At 05:30 ET (09:30 GMT), Brent oil futures for December fell 0.1% to $62.36 a barrel and West Texas Intermediate crude futures gained 0.1% to $58.74 a barrel.
Both contracts closed at five-month lows in the previous trading session after the U.S.’s threat of more trade tariffs on China, sparking fears of a renewed trade war, which could hurt oil demand.
Weak inflation data from China added to oil’s woes, amid signs of continued economic weakness in the world’s largest oil importer.
IEA warns of supply surplus in 2026
Additionally, the IEA said in a monthly report on Tuesday that the global oil market could see a supply overshoot of as much as 4 million barrels, a bigger surplus than it had previously forecast.

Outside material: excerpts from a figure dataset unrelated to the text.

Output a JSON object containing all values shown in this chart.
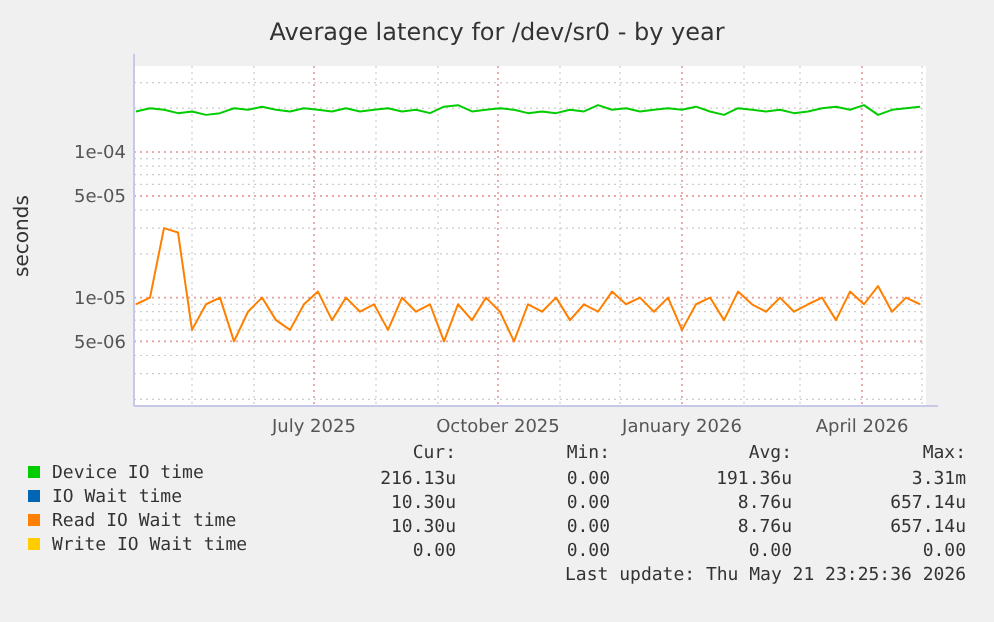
{
  "chart_data": {
    "type": "line",
    "title": "Average latency for /dev/sr0 - by year",
    "ylabel": "seconds",
    "x": [
      "2025-04-03",
      "2025-04-10",
      "2025-04-17",
      "2025-04-24",
      "2025-05-01",
      "2025-05-08",
      "2025-05-15",
      "2025-05-22",
      "2025-05-29",
      "2025-06-05",
      "2025-06-12",
      "2025-06-19",
      "2025-06-26",
      "2025-07-03",
      "2025-07-10",
      "2025-07-17",
      "2025-07-24",
      "2025-07-31",
      "2025-08-07",
      "2025-08-14",
      "2025-08-21",
      "2025-08-28",
      "2025-09-04",
      "2025-09-11",
      "2025-09-18",
      "2025-09-25",
      "2025-10-02",
      "2025-10-09",
      "2025-10-16",
      "2025-10-23",
      "2025-10-30",
      "2025-11-06",
      "2025-11-13",
      "2025-11-20",
      "2025-11-27",
      "2025-12-04",
      "2025-12-11",
      "2025-12-18",
      "2025-12-25",
      "2026-01-01",
      "2026-01-08",
      "2026-01-15",
      "2026-01-22",
      "2026-01-29",
      "2026-02-05",
      "2026-02-12",
      "2026-02-19",
      "2026-02-26",
      "2026-03-05",
      "2026-03-12",
      "2026-03-19",
      "2026-03-26",
      "2026-04-02",
      "2026-04-09",
      "2026-04-16",
      "2026-04-23",
      "2026-04-30"
    ],
    "series": [
      {
        "name": "Device IO time",
        "color": "#00cc00",
        "values": [
          0.00019,
          0.0002,
          0.000195,
          0.000185,
          0.00019,
          0.00018,
          0.000185,
          0.0002,
          0.000195,
          0.000205,
          0.000195,
          0.00019,
          0.0002,
          0.000195,
          0.00019,
          0.0002,
          0.00019,
          0.000195,
          0.0002,
          0.00019,
          0.000195,
          0.000185,
          0.000205,
          0.00021,
          0.00019,
          0.000195,
          0.0002,
          0.000195,
          0.000185,
          0.00019,
          0.000185,
          0.000195,
          0.00019,
          0.00021,
          0.000195,
          0.0002,
          0.00019,
          0.000195,
          0.0002,
          0.000195,
          0.000205,
          0.00019,
          0.00018,
          0.0002,
          0.000195,
          0.00019,
          0.000195,
          0.000185,
          0.00019,
          0.0002,
          0.000205,
          0.000195,
          0.00021,
          0.00018,
          0.000195,
          0.0002,
          0.000205
        ]
      },
      {
        "name": "IO Wait time",
        "color": "#0066b3",
        "values": [
          null,
          null,
          null,
          null,
          null,
          null,
          null,
          null,
          null,
          null,
          null,
          null,
          null,
          null,
          null,
          null,
          null,
          null,
          null,
          null,
          null,
          null,
          null,
          null,
          null,
          null,
          null,
          null,
          null,
          null,
          null,
          null,
          null,
          null,
          null,
          null,
          null,
          null,
          null,
          null,
          null,
          null,
          null,
          null,
          null,
          null,
          null,
          null,
          null,
          null,
          null,
          null,
          null,
          null,
          null,
          null,
          null
        ]
      },
      {
        "name": "Read IO Wait time",
        "color": "#ff8000",
        "values": [
          9e-06,
          1e-05,
          3e-05,
          2.8e-05,
          6e-06,
          9e-06,
          1e-05,
          5e-06,
          8e-06,
          1e-05,
          7e-06,
          6e-06,
          9e-06,
          1.1e-05,
          7e-06,
          1e-05,
          8e-06,
          9e-06,
          6e-06,
          1e-05,
          8e-06,
          9e-06,
          5e-06,
          9e-06,
          7e-06,
          1e-05,
          8e-06,
          5e-06,
          9e-06,
          8e-06,
          1e-05,
          7e-06,
          9e-06,
          8e-06,
          1.1e-05,
          9e-06,
          1e-05,
          8e-06,
          1e-05,
          6e-06,
          9e-06,
          1e-05,
          7e-06,
          1.1e-05,
          9e-06,
          8e-06,
          1e-05,
          8e-06,
          9e-06,
          1e-05,
          7e-06,
          1.1e-05,
          9e-06,
          1.2e-05,
          8e-06,
          1e-05,
          9e-06
        ]
      },
      {
        "name": "Write IO Wait time",
        "color": "#ffcc00",
        "values": [
          null,
          null,
          null,
          null,
          null,
          null,
          null,
          null,
          null,
          null,
          null,
          null,
          null,
          null,
          null,
          null,
          null,
          null,
          null,
          null,
          null,
          null,
          null,
          null,
          null,
          null,
          null,
          null,
          null,
          null,
          null,
          null,
          null,
          null,
          null,
          null,
          null,
          null,
          null,
          null,
          null,
          null,
          null,
          null,
          null,
          null,
          null,
          null,
          null,
          null,
          null,
          null,
          null,
          null,
          null,
          null,
          null
        ]
      }
    ],
    "xlim": [
      "2025-04-02",
      "2026-05-03"
    ],
    "xticks": [
      {
        "value": "2025-07-01",
        "label": "July 2025"
      },
      {
        "value": "2025-10-01",
        "label": "October 2025"
      },
      {
        "value": "2026-01-01",
        "label": "January 2026"
      },
      {
        "value": "2026-04-01",
        "label": "April 2026"
      }
    ],
    "ylim": [
      1.8e-06,
      0.00039
    ],
    "log": true,
    "yticks": [
      {
        "value": 5e-06,
        "label": "5e-06"
      },
      {
        "value": 1e-05,
        "label": "1e-05"
      },
      {
        "value": 5e-05,
        "label": "5e-05"
      },
      {
        "value": 0.0001,
        "label": "1e-04"
      }
    ],
    "grid": true,
    "legend": "bottom",
    "annotations": [
      "Cur:",
      "Min:",
      "Avg:",
      "Max:",
      "216.13u",
      "0.00",
      "191.36u",
      "3.31m",
      "10.30u",
      "0.00",
      "8.76u",
      "657.14u",
      "10.30u",
      "0.00",
      "8.76u",
      "657.14u",
      "0.00",
      "0.00",
      "0.00",
      "0.00",
      "Last update: Thu May 21 23:25:36 2026"
    ]
  }
}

The IEA cited rising oil production, especially in the Organization of Petroleum Exporting Countries, and sluggish demand as the key drivers of the expected surplus. The agency also trimmed its oil demand growth estimate for 2025 and 2026.

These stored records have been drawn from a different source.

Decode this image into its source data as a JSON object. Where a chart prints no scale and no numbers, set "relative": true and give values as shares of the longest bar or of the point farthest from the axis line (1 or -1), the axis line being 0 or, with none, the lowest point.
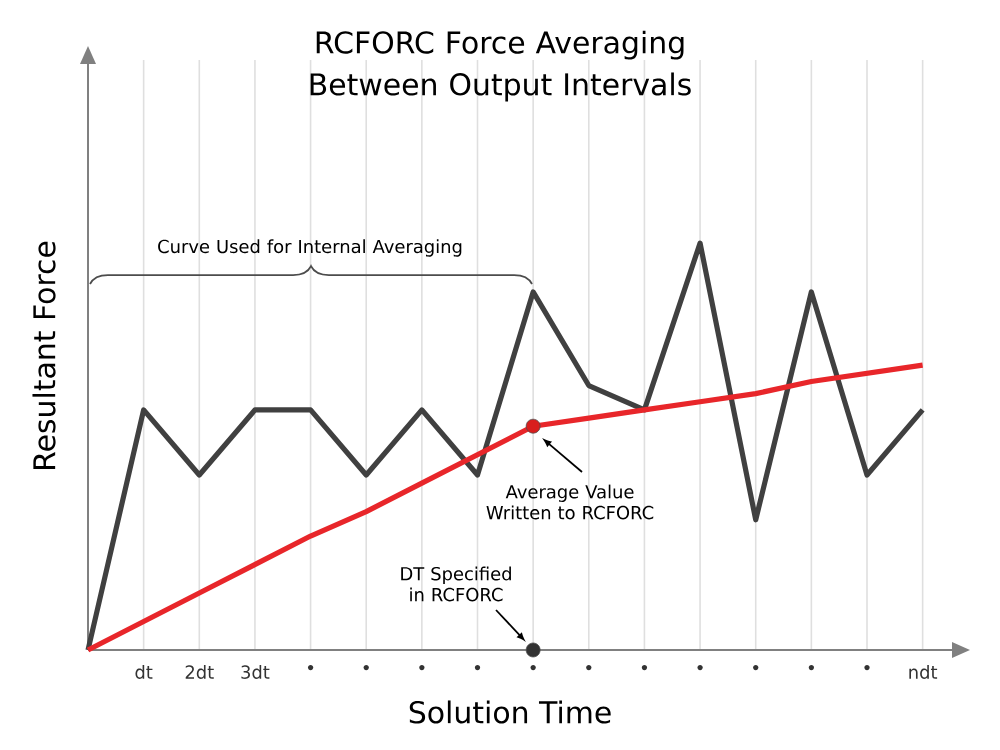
{
  "chart_data": {
    "type": "line",
    "relative": true,
    "title": "RCFORC Force Averaging Between Output Intervals",
    "xlabel": "Solution Time",
    "ylabel": "Resultant Force",
    "categories": [
      null,
      "dt",
      "2dt",
      "3dt",
      "•",
      "•",
      "•",
      "•",
      "•",
      "•",
      "•",
      "•",
      "•",
      "•",
      "•",
      "ndt"
    ],
    "series": [
      {
        "color": "#404040",
        "values": [
          0,
          0.59,
          0.43,
          0.59,
          0.59,
          0.43,
          0.59,
          0.43,
          0.88,
          0.65,
          0.59,
          1,
          0.32,
          0.88,
          0.43,
          0.59
        ]
      },
      {
        "color": "#e8262a",
        "values": [
          0,
          0.07,
          0.14,
          0.21,
          0.28,
          0.34,
          0.41,
          0.48,
          0.55,
          0.57,
          0.59,
          0.61,
          0.63,
          0.66,
          0.68,
          0.7
        ]
      },
      {
        "type": "scatter",
        "marker": "circle",
        "color": "#d81e1e",
        "values": [
          null,
          null,
          null,
          null,
          null,
          null,
          null,
          null,
          0.55,
          null,
          null,
          null,
          null,
          null,
          null,
          null
        ]
      },
      {
        "type": "scatter",
        "marker": "circle",
        "color": "#333333",
        "values": [
          null,
          null,
          null,
          null,
          null,
          null,
          null,
          null,
          0,
          null,
          null,
          null,
          null,
          null,
          null,
          null
        ]
      }
    ],
    "annotations": [
      "Curve Used for Internal Averaging",
      "Average Value Written to RCFORC",
      "DT Specified in RCFORC"
    ],
    "grid": "x",
    "tick_labels": "x"
  }
}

The IEA report was in sharp contrast to a monthly report from the OPEC released earlier this week, which forecast demand would rise by at least 100% more than the IEA’s outlook.

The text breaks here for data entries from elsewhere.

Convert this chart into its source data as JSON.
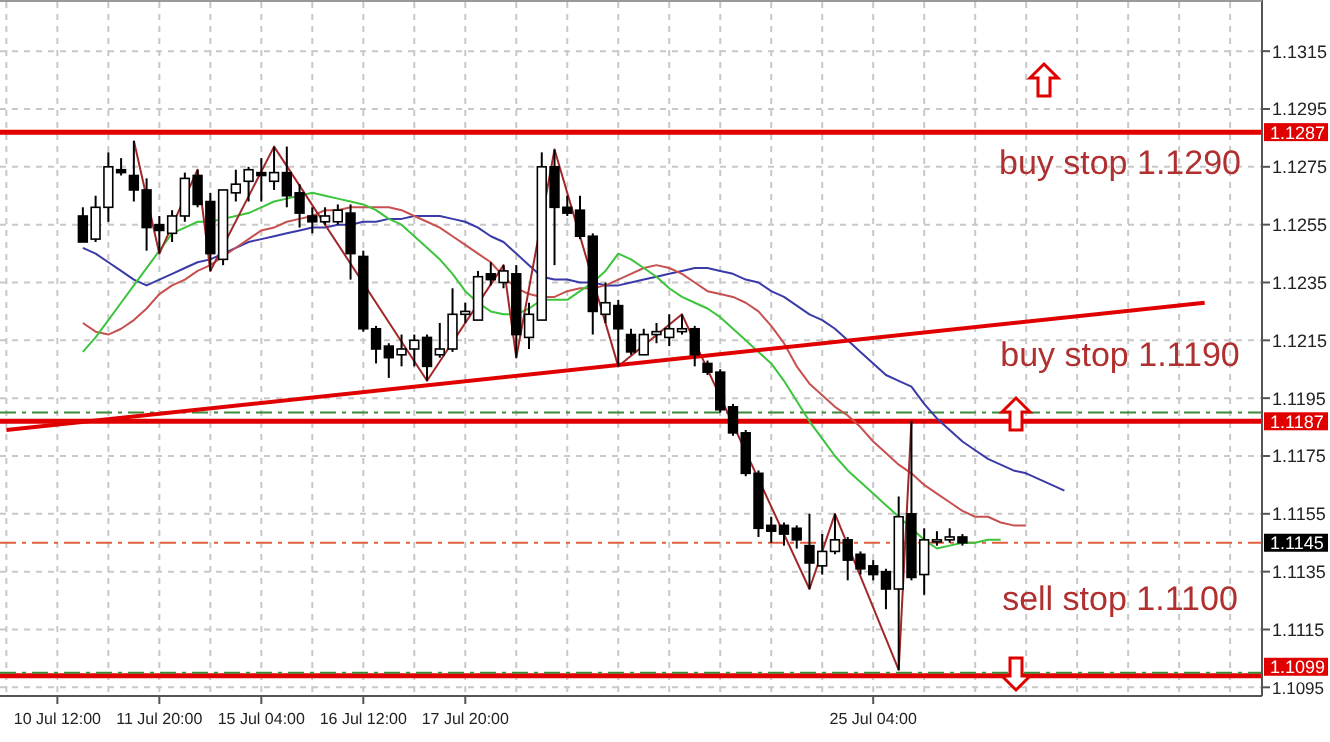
{
  "chart_data": {
    "type": "candlestick",
    "categories": [
      null,
      null,
      null,
      null,
      "10 Jul 12:00",
      null,
      null,
      null,
      null,
      null,
      null,
      null,
      "11 Jul 20:00",
      null,
      null,
      null,
      null,
      null,
      null,
      null,
      "15 Jul 04:00",
      null,
      null,
      null,
      null,
      null,
      null,
      null,
      "16 Jul 12:00",
      null,
      null,
      null,
      null,
      null,
      null,
      null,
      "17 Jul 20:00",
      null,
      null,
      null,
      null,
      null,
      null,
      null,
      null,
      null,
      null,
      null,
      null,
      null,
      null,
      null,
      null,
      null,
      null,
      null,
      null,
      null,
      null,
      null,
      null,
      null,
      null,
      null,
      null,
      null,
      null,
      null,
      "25 Jul 04:00",
      null,
      null,
      null,
      null,
      null,
      null,
      null,
      null,
      null,
      null,
      null,
      null,
      null,
      null,
      null,
      null,
      null,
      null,
      null,
      null,
      null,
      null,
      null,
      null,
      null,
      null,
      null,
      null,
      null,
      null
    ],
    "ohlc": [
      null,
      null,
      null,
      null,
      null,
      null,
      [
        1.1258,
        1.1261,
        1.1249,
        1.1249
      ],
      [
        1.125,
        1.1265,
        1.1249,
        1.1261
      ],
      [
        1.1261,
        1.128,
        1.1256,
        1.1275
      ],
      [
        1.1274,
        1.1278,
        1.1272,
        1.1273
      ],
      [
        1.1272,
        1.1284,
        1.1263,
        1.1267
      ],
      [
        1.1267,
        1.1271,
        1.1246,
        1.1254
      ],
      [
        1.1255,
        1.1258,
        1.1245,
        1.1253
      ],
      [
        1.1252,
        1.126,
        1.1249,
        1.1258
      ],
      [
        1.1258,
        1.1273,
        1.1256,
        1.1271
      ],
      [
        1.1272,
        1.1274,
        1.1261,
        1.1262
      ],
      [
        1.1263,
        1.1266,
        1.1239,
        1.1245
      ],
      [
        1.1243,
        1.1267,
        1.1241,
        1.1267
      ],
      [
        1.1266,
        1.1274,
        1.1263,
        1.1269
      ],
      [
        1.127,
        1.1275,
        1.1263,
        1.1274
      ],
      [
        1.1273,
        1.1278,
        1.1263,
        1.1272
      ],
      [
        1.127,
        1.1282,
        1.1267,
        1.1273
      ],
      [
        1.1273,
        1.1282,
        1.1261,
        1.1265
      ],
      [
        1.1266,
        1.1269,
        1.1254,
        1.1259
      ],
      [
        1.1258,
        1.1261,
        1.1252,
        1.1256
      ],
      [
        1.1256,
        1.1261,
        1.1255,
        1.1258
      ],
      [
        1.1256,
        1.1262,
        1.1255,
        1.126
      ],
      [
        1.1259,
        1.1262,
        1.1236,
        1.1245
      ],
      [
        1.1244,
        1.1246,
        1.1218,
        1.1219
      ],
      [
        1.1219,
        1.122,
        1.1207,
        1.1212
      ],
      [
        1.1213,
        1.1214,
        1.1202,
        1.1209
      ],
      [
        1.121,
        1.1217,
        1.1206,
        1.1212
      ],
      [
        1.1212,
        1.1217,
        1.1206,
        1.1215
      ],
      [
        1.1216,
        1.1217,
        1.1201,
        1.1206
      ],
      [
        1.121,
        1.1221,
        1.1209,
        1.1212
      ],
      [
        1.1212,
        1.1233,
        1.1211,
        1.1224
      ],
      [
        1.1224,
        1.1228,
        1.1221,
        1.1225
      ],
      [
        1.1222,
        1.1239,
        1.1222,
        1.1237
      ],
      [
        1.1238,
        1.1242,
        1.1234,
        1.1236
      ],
      [
        1.1235,
        1.1241,
        1.1233,
        1.1239
      ],
      [
        1.1238,
        1.1241,
        1.1209,
        1.1217
      ],
      [
        1.1216,
        1.1228,
        1.1212,
        1.1224
      ],
      [
        1.1222,
        1.128,
        1.1222,
        1.1275
      ],
      [
        1.1275,
        1.1281,
        1.1241,
        1.1261
      ],
      [
        1.1261,
        1.1265,
        1.1258,
        1.1259
      ],
      [
        1.126,
        1.1265,
        1.125,
        1.1251
      ],
      [
        1.1251,
        1.1252,
        1.1217,
        1.1225
      ],
      [
        1.1224,
        1.1235,
        1.1221,
        1.1228
      ],
      [
        1.1227,
        1.1229,
        1.1206,
        1.1219
      ],
      [
        1.1217,
        1.1219,
        1.121,
        1.1211
      ],
      [
        1.121,
        1.1219,
        1.121,
        1.1217
      ],
      [
        1.1217,
        1.1221,
        1.1214,
        1.1218
      ],
      [
        1.1216,
        1.1224,
        1.1213,
        1.1219
      ],
      [
        1.1218,
        1.1224,
        1.1217,
        1.1219
      ],
      [
        1.1219,
        1.122,
        1.1206,
        1.121
      ],
      [
        1.1207,
        1.1208,
        1.1203,
        1.1204
      ],
      [
        1.1204,
        1.1205,
        1.119,
        1.1191
      ],
      [
        1.1192,
        1.1193,
        1.1182,
        1.1183
      ],
      [
        1.1183,
        1.1184,
        1.1168,
        1.1169
      ],
      [
        1.1169,
        1.117,
        1.1147,
        1.115
      ],
      [
        1.1151,
        1.1154,
        1.1145,
        1.1149
      ],
      [
        1.1151,
        1.1152,
        1.1144,
        1.1148
      ],
      [
        1.115,
        1.1151,
        1.1143,
        1.1146
      ],
      [
        1.1144,
        1.1155,
        1.1129,
        1.1138
      ],
      [
        1.1137,
        1.1148,
        1.1134,
        1.1142
      ],
      [
        1.1142,
        1.1155,
        1.1141,
        1.1146
      ],
      [
        1.1146,
        1.1147,
        1.1132,
        1.1139
      ],
      [
        1.1141,
        1.1142,
        1.1134,
        1.1136
      ],
      [
        1.1137,
        1.1139,
        1.1132,
        1.1134
      ],
      [
        1.1135,
        1.1136,
        1.1122,
        1.1129
      ],
      [
        1.1129,
        1.1161,
        1.1101,
        1.1154
      ],
      [
        1.1155,
        1.1187,
        1.1132,
        1.1133
      ],
      [
        1.1134,
        1.115,
        1.1127,
        1.1146
      ],
      [
        1.1146,
        1.1149,
        1.1144,
        1.1146
      ],
      [
        1.1146,
        1.115,
        1.1145,
        1.1147
      ],
      [
        1.1147,
        1.1148,
        1.1144,
        1.1145
      ],
      null,
      null,
      null,
      null,
      null,
      null,
      null,
      null,
      null,
      null,
      null,
      null,
      null,
      null,
      null,
      null,
      null,
      null,
      null,
      null,
      null,
      null,
      null
    ],
    "series": [
      {
        "type": "line",
        "color": "#3a3aa8",
        "values": [
          null,
          null,
          null,
          null,
          null,
          null,
          1.1247,
          1.1245,
          1.1242,
          1.1239,
          1.1236,
          1.1234,
          1.1236,
          1.1238,
          1.124,
          1.1242,
          1.1243,
          1.1245,
          1.1247,
          1.1249,
          1.125,
          1.1251,
          1.1252,
          1.1253,
          1.1254,
          1.1254,
          1.1255,
          1.1255,
          1.1256,
          1.1256,
          1.1257,
          1.1257,
          1.1258,
          1.1258,
          1.1258,
          1.1257,
          1.1256,
          1.1254,
          1.1251,
          1.1249,
          1.1245,
          1.1241,
          1.1237,
          1.1236,
          1.1236,
          1.1235,
          1.1235,
          1.1234,
          1.1234,
          1.1235,
          1.1236,
          1.1237,
          1.1238,
          1.1239,
          1.124,
          1.124,
          1.1239,
          1.1238,
          1.1236,
          1.1235,
          1.1232,
          1.123,
          1.1227,
          1.1224,
          1.1222,
          1.1219,
          1.1215,
          1.1211,
          1.1207,
          1.1203,
          1.1201,
          1.1199,
          1.1193,
          1.1188,
          1.1184,
          1.118,
          1.1177,
          1.1174,
          1.1172,
          1.117,
          1.1169,
          1.1167,
          1.1165,
          1.1163,
          null,
          null,
          null,
          null,
          null,
          null,
          null,
          null,
          null,
          null,
          null,
          null,
          null,
          null,
          null
        ]
      },
      {
        "type": "line",
        "color": "#c85050",
        "values": [
          null,
          null,
          null,
          null,
          null,
          null,
          1.1221,
          1.1218,
          1.1217,
          1.1219,
          1.1222,
          1.1226,
          1.1231,
          1.1234,
          1.1236,
          1.1239,
          1.1241,
          1.1244,
          1.1247,
          1.125,
          1.1253,
          1.1254,
          1.1256,
          1.1257,
          1.1258,
          1.126,
          1.126,
          1.1261,
          1.1261,
          1.1261,
          1.1261,
          1.126,
          1.1258,
          1.1256,
          1.1254,
          1.1251,
          1.1248,
          1.1245,
          1.1242,
          1.1237,
          1.1233,
          1.1231,
          1.123,
          1.123,
          1.1232,
          1.1233,
          1.1233,
          1.1234,
          1.1236,
          1.1238,
          1.124,
          1.1241,
          1.124,
          1.1238,
          1.1235,
          1.1232,
          1.1231,
          1.123,
          1.1228,
          1.1225,
          1.122,
          1.1214,
          1.1206,
          1.12,
          1.1196,
          1.1192,
          1.1189,
          1.1185,
          1.118,
          1.1176,
          1.1172,
          1.1169,
          1.1165,
          1.1162,
          1.1159,
          1.1156,
          1.1154,
          1.1154,
          1.1152,
          1.1151,
          1.1151,
          null,
          null,
          null,
          null,
          null,
          null,
          null,
          null,
          null,
          null,
          null,
          null,
          null,
          null,
          null,
          null,
          null,
          null
        ]
      },
      {
        "type": "line",
        "color": "#3cc43c",
        "values": [
          null,
          null,
          null,
          null,
          null,
          null,
          1.1211,
          1.1216,
          1.1222,
          1.1228,
          1.1234,
          1.124,
          1.1246,
          1.1252,
          1.1254,
          1.1256,
          1.1256,
          1.1257,
          1.1258,
          1.1259,
          1.1261,
          1.1263,
          1.1264,
          1.1265,
          1.1266,
          1.1265,
          1.1264,
          1.1263,
          1.1262,
          1.126,
          1.1257,
          1.1255,
          1.1251,
          1.1247,
          1.1243,
          1.1238,
          1.1232,
          1.1228,
          1.1225,
          1.1224,
          1.1224,
          1.1226,
          1.1229,
          1.1229,
          1.1229,
          1.1232,
          1.1235,
          1.1239,
          1.1245,
          1.1243,
          1.124,
          1.1237,
          1.1233,
          1.123,
          1.1228,
          1.1226,
          1.1223,
          1.1219,
          1.1215,
          1.1211,
          1.1207,
          1.1201,
          1.1194,
          1.1187,
          1.1181,
          1.1175,
          1.117,
          1.1166,
          1.1162,
          1.1158,
          1.1154,
          1.115,
          1.1146,
          1.1143,
          1.1144,
          1.1145,
          1.1145,
          1.1146,
          1.1146,
          null,
          null,
          null,
          null,
          null,
          null,
          null,
          null,
          null,
          null,
          null,
          null,
          null,
          null,
          null,
          null,
          null,
          null,
          null,
          null
        ]
      },
      {
        "type": "line",
        "color": "#a0282a",
        "values": [
          null,
          null,
          null,
          null,
          null,
          null,
          null,
          null,
          null,
          null,
          1.1284,
          null,
          1.1245,
          null,
          null,
          1.1274,
          1.1239,
          null,
          null,
          null,
          null,
          1.1282,
          null,
          null,
          null,
          null,
          null,
          null,
          null,
          null,
          null,
          null,
          null,
          1.1201,
          null,
          null,
          null,
          null,
          null,
          1.1241,
          1.1209,
          null,
          null,
          1.1281,
          null,
          null,
          null,
          null,
          1.1206,
          null,
          null,
          null,
          null,
          1.1224,
          null,
          null,
          null,
          null,
          null,
          null,
          null,
          null,
          null,
          1.1129,
          null,
          1.1155,
          null,
          null,
          null,
          null,
          1.1101,
          1.1187,
          null,
          null,
          null,
          null,
          null,
          null,
          null,
          null,
          null,
          null,
          null,
          null,
          null,
          null,
          null,
          null,
          null,
          null,
          null,
          null,
          null,
          null,
          null,
          null,
          null,
          null,
          null
        ]
      },
      {
        "type": "line",
        "color": "#e00000",
        "values": [
          1.1184,
          null,
          null,
          null,
          null,
          null,
          null,
          null,
          null,
          null,
          null,
          null,
          null,
          null,
          null,
          null,
          null,
          null,
          null,
          null,
          null,
          null,
          null,
          null,
          null,
          null,
          null,
          null,
          null,
          null,
          null,
          null,
          null,
          null,
          null,
          null,
          null,
          null,
          null,
          null,
          null,
          null,
          null,
          null,
          null,
          null,
          null,
          null,
          null,
          null,
          null,
          null,
          null,
          null,
          null,
          null,
          null,
          null,
          null,
          null,
          null,
          null,
          null,
          null,
          null,
          null,
          null,
          null,
          null,
          null,
          null,
          null,
          null,
          null,
          null,
          null,
          null,
          null,
          null,
          null,
          null,
          null,
          null,
          null,
          null,
          null,
          null,
          null,
          null,
          null,
          null,
          null,
          null,
          null,
          1.1228,
          null,
          null,
          null,
          null
        ]
      }
    ],
    "ref_lines": [
      {
        "axis": "y",
        "value": 1.1287,
        "label": "1.1287",
        "color": "#e00000"
      },
      {
        "axis": "y",
        "value": 1.1187,
        "label": "1.1187",
        "color": "#e00000"
      },
      {
        "axis": "y",
        "value": 1.1099,
        "label": "1.1099",
        "color": "#e00000"
      },
      {
        "axis": "y",
        "value": 1.1145,
        "label": "1.1145",
        "color": "#e06040",
        "line_style": "dashed"
      },
      {
        "axis": "y",
        "value": 1.119,
        "color": "#3c8c3c",
        "line_style": "dashed"
      },
      {
        "axis": "y",
        "value": 1.11,
        "color": "#3c8c3c",
        "line_style": "dashed"
      }
    ],
    "annotations": [
      "buy stop 1.1290",
      "buy stop 1.1190",
      "sell stop 1.1100"
    ],
    "ylim": [
      1.1092,
      1.1332
    ],
    "yticks": [
      1.1095,
      1.1115,
      1.1135,
      1.1155,
      1.1175,
      1.1195,
      1.1215,
      1.1235,
      1.1255,
      1.1275,
      1.1295,
      1.1315
    ],
    "grid": true
  }
}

The OPEC has steadily increased its production this year, as the cartel wound back two years of production cuts to gain a greater market share.
U.S. inventory data due
The crude market had been hit last week after the trade dispute between the United States and China, the world’s two largest oil consumers, intensified after China last week announced a major expansion of rare earth export controls and U.S. President Donald Trump threatened to raise tariffs on Chinese goods to 100% and tighten software export curbs from November 1.
Traders will also be awaiting weekly inventory data from the U.S., with crude oil stockpiles expected to have risen last week, while gasoline and distillate inventories likely fell.